Getting below error :

org.apache.spark.SparkException: Task failed while writing rows.
	at org.apache.spark.sql.sources.InsertIntoHadoopFsRelation.org$apache$spark$sql$sources$InsertIntoHadoopFsRelation$writeRows$1(commands.scala:191)
	at org.apache.spark.sql.sources.InsertIntoHadoopFsRelation$anonfun$insert$1.apply(commands.scala:160)
	at org.apache.spark.sql.sources.InsertIntoHadoopFsRelation$anonfun$insert$1.apply(commands.scala:160)
	at org.apache.spark.scheduler.ResultTask.runTask(ResultTask.scala:63)
	at org.apache.spark.scheduler.Task.run(Task.scala:70)
	at org.apache.spark.executor.Executor$TaskRunner.run(Executor.scala:213)
	at java.util.concurrent.ThreadPoolExecutor.runWorker(ThreadPoolExecutor.java:1145)
	at java.util.concurrent.ThreadPoolExecutor$Worker.run(ThreadPoolExecutor.java:615)
	at java.lang.Thread.run(Thread.java:745)
Caused by: java.lang.ArrayIndexOutOfBoundsException: 1
	at $line30.$read$iwC$iwC$iwC$iwC$iwC$iwC$iwC$iwC$iwC$iwC$anonfun$2.apply(<console>:29)
	at $line30.$read$iwC$iwC$iwC$iwC$iwC$iwC$iwC$iwC$iwC$iwC$anonfun$2.apply(<console>:29)
	at scala.collection.Iterator$anon$11.next(Iterator.scala:328)
	at scala.collection.Iterator$anon$11.next(Iterator.scala:328)
	at org.apache.spark.sql.sources.InsertIntoHadoopFsRelation.org$apache$spark$sql$sources$InsertIntoHadoopFsRelation$writeRows$1(commands.scala:182)
	... 8 more

Is it configuration issue?

When I googled it I found out that Environment variable named HIVE_CONF_DIR should be there in spark-env.sh

Then I checked spark-env.sh in HDP2.3.2,I couldnt find the Environment variable named HIVE_CONF_DIR .

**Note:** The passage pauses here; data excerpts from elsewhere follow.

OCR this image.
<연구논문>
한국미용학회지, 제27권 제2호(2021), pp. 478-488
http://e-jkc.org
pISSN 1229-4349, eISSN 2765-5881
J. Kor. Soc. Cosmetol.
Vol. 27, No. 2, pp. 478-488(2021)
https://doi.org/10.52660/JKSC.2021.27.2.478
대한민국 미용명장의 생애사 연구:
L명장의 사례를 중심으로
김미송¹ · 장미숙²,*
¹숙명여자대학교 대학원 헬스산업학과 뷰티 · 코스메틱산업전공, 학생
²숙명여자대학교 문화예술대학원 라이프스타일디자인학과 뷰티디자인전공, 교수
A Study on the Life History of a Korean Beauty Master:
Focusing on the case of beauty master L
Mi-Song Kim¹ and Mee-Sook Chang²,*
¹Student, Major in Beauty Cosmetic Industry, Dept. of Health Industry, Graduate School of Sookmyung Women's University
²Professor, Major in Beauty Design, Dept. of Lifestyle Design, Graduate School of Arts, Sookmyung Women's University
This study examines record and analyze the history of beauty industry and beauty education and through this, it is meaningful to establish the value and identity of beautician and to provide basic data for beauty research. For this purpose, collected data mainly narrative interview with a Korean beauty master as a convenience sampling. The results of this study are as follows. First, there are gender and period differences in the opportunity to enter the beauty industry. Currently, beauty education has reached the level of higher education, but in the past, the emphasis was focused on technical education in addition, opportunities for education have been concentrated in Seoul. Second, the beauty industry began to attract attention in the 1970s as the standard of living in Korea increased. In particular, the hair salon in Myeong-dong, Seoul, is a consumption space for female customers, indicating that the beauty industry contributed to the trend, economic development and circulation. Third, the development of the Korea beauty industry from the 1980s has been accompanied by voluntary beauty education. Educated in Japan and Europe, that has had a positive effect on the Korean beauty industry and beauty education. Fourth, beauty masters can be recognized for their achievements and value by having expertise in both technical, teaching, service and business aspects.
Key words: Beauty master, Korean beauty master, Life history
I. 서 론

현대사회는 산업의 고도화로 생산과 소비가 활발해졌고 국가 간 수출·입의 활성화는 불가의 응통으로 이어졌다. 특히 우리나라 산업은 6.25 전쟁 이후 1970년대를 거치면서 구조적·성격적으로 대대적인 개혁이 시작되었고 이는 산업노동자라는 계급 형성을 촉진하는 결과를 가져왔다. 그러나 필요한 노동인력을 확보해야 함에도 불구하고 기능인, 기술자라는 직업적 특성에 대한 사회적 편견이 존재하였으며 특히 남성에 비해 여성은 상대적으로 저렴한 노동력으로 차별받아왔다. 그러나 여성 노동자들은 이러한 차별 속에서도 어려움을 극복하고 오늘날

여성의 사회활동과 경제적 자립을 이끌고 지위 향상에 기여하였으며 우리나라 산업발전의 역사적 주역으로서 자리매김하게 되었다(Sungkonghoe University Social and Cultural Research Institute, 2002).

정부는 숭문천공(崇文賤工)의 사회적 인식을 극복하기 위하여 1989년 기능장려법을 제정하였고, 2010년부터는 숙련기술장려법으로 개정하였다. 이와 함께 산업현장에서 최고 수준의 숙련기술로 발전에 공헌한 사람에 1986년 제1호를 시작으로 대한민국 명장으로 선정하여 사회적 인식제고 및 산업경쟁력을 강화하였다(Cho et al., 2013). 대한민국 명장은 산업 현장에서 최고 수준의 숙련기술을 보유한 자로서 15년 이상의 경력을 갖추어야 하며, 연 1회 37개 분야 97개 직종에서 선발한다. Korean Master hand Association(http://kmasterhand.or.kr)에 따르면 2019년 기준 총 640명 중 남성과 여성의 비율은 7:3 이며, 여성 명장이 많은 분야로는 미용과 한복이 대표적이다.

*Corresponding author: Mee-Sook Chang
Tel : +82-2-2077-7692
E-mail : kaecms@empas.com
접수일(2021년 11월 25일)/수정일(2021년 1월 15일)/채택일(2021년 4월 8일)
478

Do I need to add above mentioned variables to insert spark output data to hive tables.

Would really appreciate pointers.

Thanks,

Divya

zzhang · ‎12-15-2015

ORC is only supported in HiveContext, but here SQLContext is used.

View solution in original post

gbraccialli3 · ‎12-11-2015

@Divya Gehlot

If you want the table to be accessible from hive as well, you cannot use saveAsTable. If you use saveAsTable only spark sql will be able to use it.

You have two ways to create orc tables from spark (compatible with hive). I tested codes below with hdp 2.3.2 sandbox and spark 1.4.1

1- Saving orc file from spark and create table directly on hive, see this code:

spark-shell   --master yarn-client --driver-memory 512m --executor-memory 512m

import org.apache.spark.sql._
import org.apache.spark.sql.types._

val people = sc.textFile("/tmp/people.txt")
val schemaString = "name age"
val schema =
  StructType(
    schemaString.split(" ").map(fieldName => StructField(fieldName, StringType, true)))
val rowRDD = people.map(_.split(",")).map(p => Row(p(0), p(1).trim))

val df = sqlContext.createDataFrame(rowRDD, schema);

sqlContext.sql("drop table if exists personhivetable")

sqlContext.sql("create external table personhivetable (name string, age string) stored as orc location '/tmp/personhivetable/'")

df.write.format("orc").mode("overwrite").save("/tmp/personhivetable")

sqlContext.sql("show tables").collect().foreach(println);

sqlContext.sql("select * from personhivetable").collect().foreach(println);

2- Registering your data frame as temporary table and performing a create table as select

spark-shell   --master yarn-client --driver-memory 512m --executor-memory 512m

import org.apache.spark.sql._
import org.apache.spark.sql.types._

val people = sc.textFile("/tmp/people.txt")
val schemaString = "name age"
val schema =
  StructType(
    schemaString.split(" ").map(fieldName => StructField(fieldName, StringType, true)))
val rowRDD = people.map(_.split(",")).map(p => Row(p(0), p(1).trim))


val df = sqlContext.createDataFrame(rowRDD, schema);

df.registerTempTable("personhivetable_tmp")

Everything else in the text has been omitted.